When the COVID-19 pandemic changed the way we do business, technology opportunities shifted from Silicon Valley to Main Street. Nevertheless, many Black tech professionals — especially those in the Midwest — weren’t afforded the same opportunities as their colleagues. However, the Midwest Tech Project — based in Grand Rapids, MI — hopes to change all of that.

“The Midwest has had to overcome a lot of adversity due to it being in the heart of the Rust Belt,” said co-founder Jonathan Jelks, exclusively. “As industry moved out, technology moved in — and it’s a question of whether these big tech companies can see that.”

“Careers in technology don’t just involve engineering and coding,” agreed co-founder AJ Hills IV. “They involve everything from cybersecurity to front-end and back-end development, even e-commerce, and social media management. The point of our company is to allow Black men and women to see that there are many, many ways to transition into a full-time technology career.”

Together with their partner Willie “Willie The Kid” Jackson, The Midwest Tech Project has built a business portfolio that is helping the small business ecosystem in West Michigan grow.

For his part, Hills is a City of Grand Rapids Business Developer that oversees the City’s Equal Business Opportunity Program and Micro Local Business Enterprise certification with a focus on increasing business equity in West Michigan. He’s used this position as an opportunity to connect Black Midwestern professionals with the opportunities they deserve.

“We try to go for the low-hanging fruit first,” Hills said. “We have events where companies — like Google, like Microsoft, like all the big tech companies — to come in and talk to the community. The community then gets an opportunity to see what they want — what they’re looking for — and even, sometimes, to offer them jobs, which is of course the ultimate goal. The job, really, of the Midwest Tech Project is to democratize the information available to tech professionals, and to create partnerships that are within our own ecosystem.”

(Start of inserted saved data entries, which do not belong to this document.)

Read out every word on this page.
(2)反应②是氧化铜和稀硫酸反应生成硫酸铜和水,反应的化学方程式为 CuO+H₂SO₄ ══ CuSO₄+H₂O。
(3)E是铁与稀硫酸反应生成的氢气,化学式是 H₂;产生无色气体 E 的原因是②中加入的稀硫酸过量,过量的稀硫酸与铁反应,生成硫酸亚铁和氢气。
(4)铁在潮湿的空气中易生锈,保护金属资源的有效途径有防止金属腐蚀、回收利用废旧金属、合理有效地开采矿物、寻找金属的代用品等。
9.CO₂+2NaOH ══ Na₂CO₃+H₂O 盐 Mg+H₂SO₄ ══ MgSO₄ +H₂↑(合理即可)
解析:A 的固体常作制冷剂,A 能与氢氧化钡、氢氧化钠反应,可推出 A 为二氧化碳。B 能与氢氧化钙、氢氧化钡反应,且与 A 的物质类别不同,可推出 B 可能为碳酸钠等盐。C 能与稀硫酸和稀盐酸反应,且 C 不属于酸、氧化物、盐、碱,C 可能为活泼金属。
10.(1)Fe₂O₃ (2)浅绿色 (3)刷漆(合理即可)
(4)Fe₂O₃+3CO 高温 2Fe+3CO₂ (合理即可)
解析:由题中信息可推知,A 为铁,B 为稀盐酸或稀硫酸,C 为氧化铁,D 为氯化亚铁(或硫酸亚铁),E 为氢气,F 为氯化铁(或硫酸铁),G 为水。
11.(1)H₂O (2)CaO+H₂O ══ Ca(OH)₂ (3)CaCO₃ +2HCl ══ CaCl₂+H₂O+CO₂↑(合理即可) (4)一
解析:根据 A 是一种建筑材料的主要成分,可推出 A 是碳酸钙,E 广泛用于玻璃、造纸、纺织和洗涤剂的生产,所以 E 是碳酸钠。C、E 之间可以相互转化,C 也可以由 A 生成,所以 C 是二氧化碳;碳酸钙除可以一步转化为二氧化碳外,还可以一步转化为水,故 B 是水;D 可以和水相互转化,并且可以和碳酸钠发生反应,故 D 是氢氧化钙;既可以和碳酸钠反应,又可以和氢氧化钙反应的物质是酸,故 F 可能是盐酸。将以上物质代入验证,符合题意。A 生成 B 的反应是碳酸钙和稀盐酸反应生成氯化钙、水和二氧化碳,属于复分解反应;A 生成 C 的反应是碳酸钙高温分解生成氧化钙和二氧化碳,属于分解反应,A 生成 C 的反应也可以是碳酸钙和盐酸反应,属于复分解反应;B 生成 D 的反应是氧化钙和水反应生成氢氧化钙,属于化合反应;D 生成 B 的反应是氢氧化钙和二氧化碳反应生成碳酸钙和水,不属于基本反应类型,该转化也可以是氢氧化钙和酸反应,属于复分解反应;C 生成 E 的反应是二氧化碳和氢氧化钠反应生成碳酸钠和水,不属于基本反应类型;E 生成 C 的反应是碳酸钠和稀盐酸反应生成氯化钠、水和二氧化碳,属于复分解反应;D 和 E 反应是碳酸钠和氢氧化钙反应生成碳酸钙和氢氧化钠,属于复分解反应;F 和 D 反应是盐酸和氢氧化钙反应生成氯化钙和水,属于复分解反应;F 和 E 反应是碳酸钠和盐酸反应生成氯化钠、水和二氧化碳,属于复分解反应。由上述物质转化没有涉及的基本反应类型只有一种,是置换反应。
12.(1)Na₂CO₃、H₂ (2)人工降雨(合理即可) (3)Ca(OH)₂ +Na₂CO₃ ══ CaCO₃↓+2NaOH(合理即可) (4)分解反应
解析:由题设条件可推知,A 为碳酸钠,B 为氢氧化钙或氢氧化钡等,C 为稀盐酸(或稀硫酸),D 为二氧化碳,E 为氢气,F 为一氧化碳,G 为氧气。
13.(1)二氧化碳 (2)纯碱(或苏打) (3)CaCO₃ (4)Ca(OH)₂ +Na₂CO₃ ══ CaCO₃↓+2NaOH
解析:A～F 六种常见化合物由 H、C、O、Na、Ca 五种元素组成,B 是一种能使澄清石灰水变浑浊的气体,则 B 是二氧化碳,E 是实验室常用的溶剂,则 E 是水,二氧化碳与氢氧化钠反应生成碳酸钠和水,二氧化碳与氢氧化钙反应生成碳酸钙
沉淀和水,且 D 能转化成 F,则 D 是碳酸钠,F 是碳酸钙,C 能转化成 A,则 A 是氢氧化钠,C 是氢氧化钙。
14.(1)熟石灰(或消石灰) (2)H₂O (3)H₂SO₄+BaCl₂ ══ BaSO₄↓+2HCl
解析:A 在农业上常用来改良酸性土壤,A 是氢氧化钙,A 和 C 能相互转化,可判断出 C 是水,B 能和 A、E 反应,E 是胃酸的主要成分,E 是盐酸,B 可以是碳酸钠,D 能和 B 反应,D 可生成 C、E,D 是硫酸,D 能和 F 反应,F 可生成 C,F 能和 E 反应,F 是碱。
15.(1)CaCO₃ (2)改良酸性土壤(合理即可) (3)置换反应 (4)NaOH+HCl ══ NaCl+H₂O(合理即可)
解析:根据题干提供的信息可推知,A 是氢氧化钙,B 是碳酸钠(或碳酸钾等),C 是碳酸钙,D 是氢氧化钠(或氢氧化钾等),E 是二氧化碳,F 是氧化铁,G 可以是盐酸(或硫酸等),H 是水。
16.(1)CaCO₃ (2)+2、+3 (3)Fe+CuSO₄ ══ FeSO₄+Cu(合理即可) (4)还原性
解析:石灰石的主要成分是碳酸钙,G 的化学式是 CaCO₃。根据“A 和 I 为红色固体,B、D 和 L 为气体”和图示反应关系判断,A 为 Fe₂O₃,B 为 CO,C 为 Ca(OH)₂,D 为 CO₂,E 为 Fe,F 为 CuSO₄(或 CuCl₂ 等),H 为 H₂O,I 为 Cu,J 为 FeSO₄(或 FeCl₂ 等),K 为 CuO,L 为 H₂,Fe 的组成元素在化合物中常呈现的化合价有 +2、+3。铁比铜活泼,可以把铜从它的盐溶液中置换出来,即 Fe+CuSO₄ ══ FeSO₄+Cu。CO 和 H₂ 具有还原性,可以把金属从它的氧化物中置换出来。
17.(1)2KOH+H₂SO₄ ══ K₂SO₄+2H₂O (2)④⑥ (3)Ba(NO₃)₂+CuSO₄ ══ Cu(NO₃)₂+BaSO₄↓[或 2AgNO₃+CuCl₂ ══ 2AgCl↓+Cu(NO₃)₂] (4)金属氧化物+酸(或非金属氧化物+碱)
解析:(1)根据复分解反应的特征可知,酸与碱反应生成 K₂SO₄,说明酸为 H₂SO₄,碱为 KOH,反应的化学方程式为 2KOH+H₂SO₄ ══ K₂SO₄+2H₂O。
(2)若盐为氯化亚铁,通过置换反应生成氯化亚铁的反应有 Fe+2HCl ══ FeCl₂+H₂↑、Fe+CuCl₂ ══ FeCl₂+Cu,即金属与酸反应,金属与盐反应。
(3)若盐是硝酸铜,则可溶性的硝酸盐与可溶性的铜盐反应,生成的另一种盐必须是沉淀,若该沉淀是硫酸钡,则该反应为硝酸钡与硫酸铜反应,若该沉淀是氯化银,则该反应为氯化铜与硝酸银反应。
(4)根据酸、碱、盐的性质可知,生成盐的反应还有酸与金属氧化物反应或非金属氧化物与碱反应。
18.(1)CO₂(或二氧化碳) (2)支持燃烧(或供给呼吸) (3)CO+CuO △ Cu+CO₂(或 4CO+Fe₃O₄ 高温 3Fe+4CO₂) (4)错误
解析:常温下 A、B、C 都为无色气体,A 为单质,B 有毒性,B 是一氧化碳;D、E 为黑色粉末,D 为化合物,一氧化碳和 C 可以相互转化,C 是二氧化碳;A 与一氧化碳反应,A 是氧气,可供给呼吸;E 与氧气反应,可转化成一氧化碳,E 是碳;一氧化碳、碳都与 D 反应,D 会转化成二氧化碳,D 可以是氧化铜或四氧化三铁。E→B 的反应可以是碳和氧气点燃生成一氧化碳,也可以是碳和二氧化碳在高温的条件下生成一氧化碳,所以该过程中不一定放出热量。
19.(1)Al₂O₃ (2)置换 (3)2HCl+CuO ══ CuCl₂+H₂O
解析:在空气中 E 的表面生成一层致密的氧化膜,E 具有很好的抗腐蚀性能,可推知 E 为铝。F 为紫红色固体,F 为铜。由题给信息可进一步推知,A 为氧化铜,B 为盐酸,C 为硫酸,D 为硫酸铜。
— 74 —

However, the founders of the company don’t want to just focus their efforts on technology. Like many young professionals today, they’re serial entrepreneurs. Hills works with his wife on real estate investments and a non-profit organization; Jackson & Jelks are owners of a new music discovery streaming platform called radi8er and executive producers on an upcoming documentary, “I Too Sing America: Langston Hughes Unfurled,” — a biopic of the great Harlem Renaissance poet & playwright.

Their diverse interests don’t keep them from pushing the Midwest Tech Project forward in other ways, though. They’ve even found a way to help the formerly incarcerated: TechX, which is also under the Midwest Tech Project’s umbrella.

“This is the program that allows us to help Black men and women that are coming out of prison to obtain, and keep, gainful employment,” said Jelks. “When we think of strategies that can reduce recidivism rates while offering viable employment opportunities to a forgotten community, tech is the great equalizer. There aren’t many candidates who can fit the culture of technology and possess the resiliency necessary to thrive than those returning home seeking to start a new chapter.”